- Born: Emma Louise Boughton 27 November 1970 (age 55) Birmingham, England
- Career
- Country: United Kingdom
- Previous shows: BBC Radio 1 (1998–2005) Heart 106.2 Smooth Radio Magic Radio

= Emma B =

English radio presenter (born 1970)

Emma Louise Boughton (born 27 November 1970) is an English radio presenter who worked for BBC Radio 1.

==Early career==
Boughton's childhood was spent in Canada before she moved to Birmingham, England as a teenager. She graduated from the University of Exeter with a BA in English and Drama, staying on as a sabbatical officer organising all the live events and skiing competitively for the university. She came seventh in the giant slalom in the British university championships.

Her first experience with radio was at the age of seven as part of a drama on BBC Radio Oxford with Timmy Mallett. She worked at Radio Caroline (at Bristol dock) before writing articles for media magazines, which included Kerrang!. She also presented a daily children's show along with Timmy Mallet at Radio Oxford, where she was called Susan Zinc.

==BBC==
Boughton joined BBC Radio 1 in April 1998, presenting an early Saturday morning show from 4 am to 7 am. In 1999, she took over the Saturday afternoon show from 1 pm to 3 pm alongside Sara Cox and the Sunday night/Monday morning overnight slot from 1 am to 4 am. In addition to that, in January 2000, she co-presented the Sunday Surgery show, alongside Dr. Mark Hamilton every Sunday evening from 9 pm to 11 pm. Sunday Surgery dealt with social and health problems including sex, drugs, poverty and crime. She won four Sonys for the show and was singled out as having saved lives through the show.

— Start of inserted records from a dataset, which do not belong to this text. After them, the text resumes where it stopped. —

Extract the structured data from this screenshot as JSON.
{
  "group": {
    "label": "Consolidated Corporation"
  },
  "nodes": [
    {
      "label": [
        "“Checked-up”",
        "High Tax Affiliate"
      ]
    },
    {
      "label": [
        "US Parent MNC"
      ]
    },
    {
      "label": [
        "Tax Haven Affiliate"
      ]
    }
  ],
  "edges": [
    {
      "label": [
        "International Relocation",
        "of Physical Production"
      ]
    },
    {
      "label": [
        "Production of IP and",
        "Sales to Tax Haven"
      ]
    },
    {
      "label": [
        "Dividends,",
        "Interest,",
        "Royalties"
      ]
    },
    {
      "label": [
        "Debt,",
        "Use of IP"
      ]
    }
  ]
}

In September 2001, Boughton took over Saturday Breakfast from 7 am to 10 am as well as the Sunday Surgery show. She continued with Saturday Breakfast until late 2003. From 2004 to 2005, she also presented on BBC Radio 6 Music, filling in for various presenters such as Liz Kershaw, Gideon Coe, Vic McGlynn and Jane Gazzo. She has also presented Top of the Pops for the BBC World Service.

==Heart 106.2==
Boughton eventually quit BBC Radio 1 in early 2005 and in August 2005 joined London's Heart 106.2, presenting a Sunday evening show from 7 pm to 10 pm. She then took over the weekday drivetime show alongside fellow DJ Greg Burns, and then moved to the 4 pm – 7 pm slot alone. Her show was the first female solo show to ever take the number one spot on the drivetime slot in the London area. During her time at Heart she also occasionally presented shows for its sister station LBC as well as the BBC's Five Live service. She left Heart at the end of July 2009 to move with her family to Ibiza.

==Other radio and work==
Boughton was the voiceover for the safety video of former British charter airline Thomsonfly. She joined Magic Radio to cover Angie Greaves' afternoon show in November 2016. She hosted her own show on Saturday 10:00 to 1:00 before taking over from Greaves as host of the weekday afternoon slot 1:00-4:00 on Magic in September 2019.

In February 2020, Boughton began hosting Macmillan Cancer Support's podcast, Talking Cancer.

On 6 June 2025, Emma B left Magic Radio for new ventures, with Jo Russell taking over her weekend slot on an interim basis until a permanent replacement was made.

In July 2025 Emma B announced she would be sitting in for Chris Evans for three weeks on his Virgin Radio breakfast show.

In January 2026 Emma B took over the morning 10:00 to 13:00 slot at Virgin Radio.

==TV career==
Boughton presented various youth programmes on television including The Base on ITV and Hype on BBC Choice. She also occasionally appears on GMTV. She narrated a few series of ITV's Club Reps, which was made by STV Productions.

== Personal life ==
Boughton got married on 8 November 2003. She has two daughters who were both born in London, one being an actor and the other a contemporary dancer.